Féminismes en scène: au-delà de la parole, la chair
Je ne serai plus jamais nulle part en vous
en exil de moi
me voici debout devant vous
riant au milieu de moi
– Madeleine— Denise Boucher, Les fées ont soif
Je me suis demandé ce qu’il adviendrait si je critiquais le théâtre féministe. Il y en a si peu et le regard que les médias posent sur lui est rarement reluisant. Vais-je jouer le même jeu si j’affirme que je suis généralement déçue des spectacles qui se réclament du féminisme ou qui disent représenter les réalités des femmes de ma génération? Me dirais-je que je n’ai pas été assez accueillante? Vais-je sentir que je rejette ce travail de création ou que je suis à contre-courant des femmes qui prennent la parole, depuis plusieurs mois, en faveur de la parité au théâtre? Je pense aux différentes initiatives comme les Femmes pour l’équité en théâtre (FET) ou le tout récent La Coalition de la Robe, livre-recherche-création à six mains de Marie-Claude Garneau, Marie-Ève Milot et Marie-Claude Saint-Laurent, paru aux Éditions du remue-ménage cette année. Les auteures et comédiennes y analysent et y mettent en jeu la présence (et surtout l’absence) des femmes sur les scènes québécoises, ainsi que la banalité des rôles qui leur sont attribués. Le calcul mathématique du pourcentage des femmes qui se retrouvent sur les scènes québécoises, la dénonciation du peu de subventions accordées aux femmes, des distributions trop souvent masculines et des inégalités perpétuées dans l’enseignement même des écoles de théâtre sont des enjeux qu’il est nécessaire d’aborder, mais d’autres le font mieux que moi. Au-delà de ces questionnements, les réflexions de fond autour de nouveaux discours féministes et d’une diversité des représentations féminines ou queer au théâtre m’apparaissent reléguées au second plan.
Il m’a paru plus judicieux d’occuper pleinement mon rôle de spectatrice. Dans les derniers mois, j’ai arpenté les salles à la rencontre de ce théâtre fabriqué par des femmes ou des personnes sensibles aux enjeux de genre, attentive à la manière dont peuvent se renouveler ces paroles théâtrales dans l’espoir que les arts vivants aient encore la puissance de transformer notre monde.
Souvent, on fait l’amalgame entre «théâtre de femmes» et «théâtre féministe», un peu par inhabitude de voir les femmes prendre la parole sur scène.
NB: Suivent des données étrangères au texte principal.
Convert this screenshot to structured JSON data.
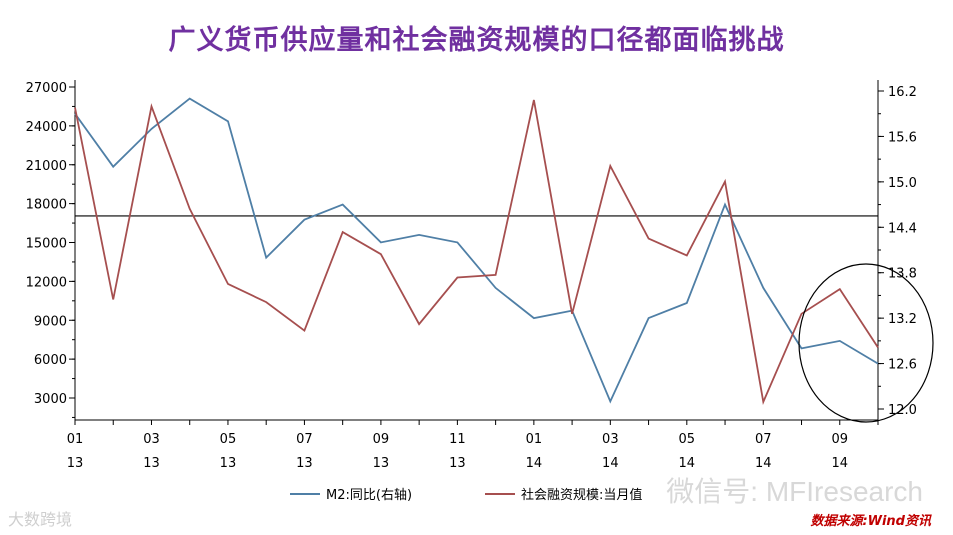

Je ne me souviens pas d’avoir entendu ce même qualificatif pour désigner le théâtre fait par des hommes. Une pièce créée par une femme qui porte un discours provocant est rapidement étiquetée de féministe. Dans cette perspective, un «théâtre de femmes» peut avoir une portée féministe par la présence dérangeante d’un corps féminin qui investit un espace majoritairement masculin, cisgenre, blanc. Mais c’est aussi par effet de mode et pour attirer un certain public qu’on utilisera l’épithète «féministe». Mais où peut-on voir un théâtre féministe opérant, un théâtre qui bouscule la norme et les stéréotypes de genre par des moyens esthétiques, formels et non seulement par son propos?